Gleichzeitig sorgt eine sich verbessernde Wirtschaftslage für eine deutliche Steigerung der Beitragseinnahmen bei den Krankenkassen. Bereits im Jahr 2015 war hier ein Plus von 3,9 Prozent zu verzeichnen. Das Gesundheitssystem brauche keinen Spardruck, sondern Innovationen, die finanziert werden müssen, fordert die Arzneimittelbranche. „Eine dieser Innovationen ist das Medikationsmanagement, bei dem wir Apotheker mit den Kunden ganz genau und detailliert die Einnahme der Arzneimittel besprechen und optimieren,“ sagt Dr. Mag. pharm. Christian Müller-Uri, Vizepräsident der Österreichischen Apothekerkammer.
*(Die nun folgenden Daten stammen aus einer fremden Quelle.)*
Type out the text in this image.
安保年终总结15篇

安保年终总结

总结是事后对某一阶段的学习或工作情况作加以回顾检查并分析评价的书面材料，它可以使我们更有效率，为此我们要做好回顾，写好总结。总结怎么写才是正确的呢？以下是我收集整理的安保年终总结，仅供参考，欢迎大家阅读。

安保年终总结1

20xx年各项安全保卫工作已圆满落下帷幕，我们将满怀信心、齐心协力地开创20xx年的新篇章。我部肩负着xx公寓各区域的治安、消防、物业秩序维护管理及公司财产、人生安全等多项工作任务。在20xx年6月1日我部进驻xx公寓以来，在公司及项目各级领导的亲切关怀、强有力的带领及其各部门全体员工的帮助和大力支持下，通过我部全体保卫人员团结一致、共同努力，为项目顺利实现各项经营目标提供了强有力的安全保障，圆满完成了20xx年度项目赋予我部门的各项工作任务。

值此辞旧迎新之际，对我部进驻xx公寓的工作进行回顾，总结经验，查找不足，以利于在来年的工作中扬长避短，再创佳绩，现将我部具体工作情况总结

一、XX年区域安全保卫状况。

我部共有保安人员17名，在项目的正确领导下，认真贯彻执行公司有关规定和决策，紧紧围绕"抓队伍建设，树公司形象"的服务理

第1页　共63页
Der Umsatz mit Arzneimitteln auf Kosten der Krankenkassen betrug im Jahr 2015 in Summe 2,617 Milliarden Euro netto über öffentliche Apotheken. Trotz einer Vielzahl neuer und weiterentwickelter Arzneimittel, trotz anhaltendem Bevölkerungswachstum und weiter steigender Lebenserwartung ist die prognostizierte Zuwachsrate für 2016 von lediglich 2,6 Prozent äußerst bescheiden. Sie hat sich im Vergleich zum Jahr 2015 zudem fast halbiert und zeigt damit eine rückläufige Entwicklung auf. Die endgültigen Zahlen werden von der Apothekerkammer bei der Fortbildungsveranstaltung in Schladming am 8. März präsentiert.
Sieht man sich die Ergebnisse speziell für den Großhandelsbereich an, liegen diese deutlich unter den Gesamtzahlen: Das Umsatzwachstum aller Arzneimittel, die der Arzneimittelvollgroßhandel an öffentliche Apotheken und Anstaltsapotheken auslieferte, betrug im Vorjahr 1,5 Prozent. Aufgrund des degressiven Spannen-Modells sei daher die Entwicklung der Wertschöpfung des Großhandels negativ, sagt der Präsident des Verbandes der Österreichischen Arzneimittelvollgroßhändler, Dr. Andreas Windischbauer: „Bereits jetzt liegt die Großhandelsspanne für die Hälfte aller Krankenkassen-Packungen unter den Portokosten eines Standardbriefes von 68 Cent.“

Paradoxerweise unterstreiche das geringe Wachstum umso mehr das Bekenntnis der pharmazeutischen Industrie zum solidarischen Gesundheitswesen, sagt Dr. Jan Oliver Huber, Generalsekretär der Pharmig. Die Unternehmen verpflichteten sich bekanntlich, gemeinsam mit dem Großhandel, allein im vergangenen Jahr 125 Millionen Euro an Solidarbeiträgen zu zahlen. „Dieser hohe Betrag wurde ursprünglich unter der Prämisse festgelegt, dass dadurch ein außergewöhnliches Wachstum bei den Arzneimittelausgaben für die Kassen abgefedert hätte werden sollen. Jetzt zeigt sich, dass wir weitab von prognostizierten vier und mehr Prozent liegen. Trotzdem erhielten die Kassen 125 Millionen Euro von der Pharmawirtschaft.“

Auch international fällt die Bilanz des vergangenen Jahres für die Pharmabranche enttäuschend aus: Die Medikamentenzulassungen nahmen deutlich ab. In den USA genehmigte die zuständige Behörde FDA nur 22 Präparate – das waren halb so viele wie 2015 und das niedrigste Niveau seit sechs Jahren. In Europa erhielten 81 verschreibungspflichtige Produkte grünes Licht, 93 waren es noch im vorangegangenen Jahr. „In den Jahren 2014 und 2015 gab es einen regelrechten Boom an Zulassungen. Nun macht sich Ernüchterung breit, denn die Zahlen für 2016 signalisieren eine Rückkehr zur Normalität“, rechnet das Beratungsunternehmen EY vor. Hinzu kommt Gegenwind aus der Politik: In Zeiten angespannter Haushalte stemmen sich Regierungen und Krankenkassen gegen steigende Kosten in der medizinischen Versorgung.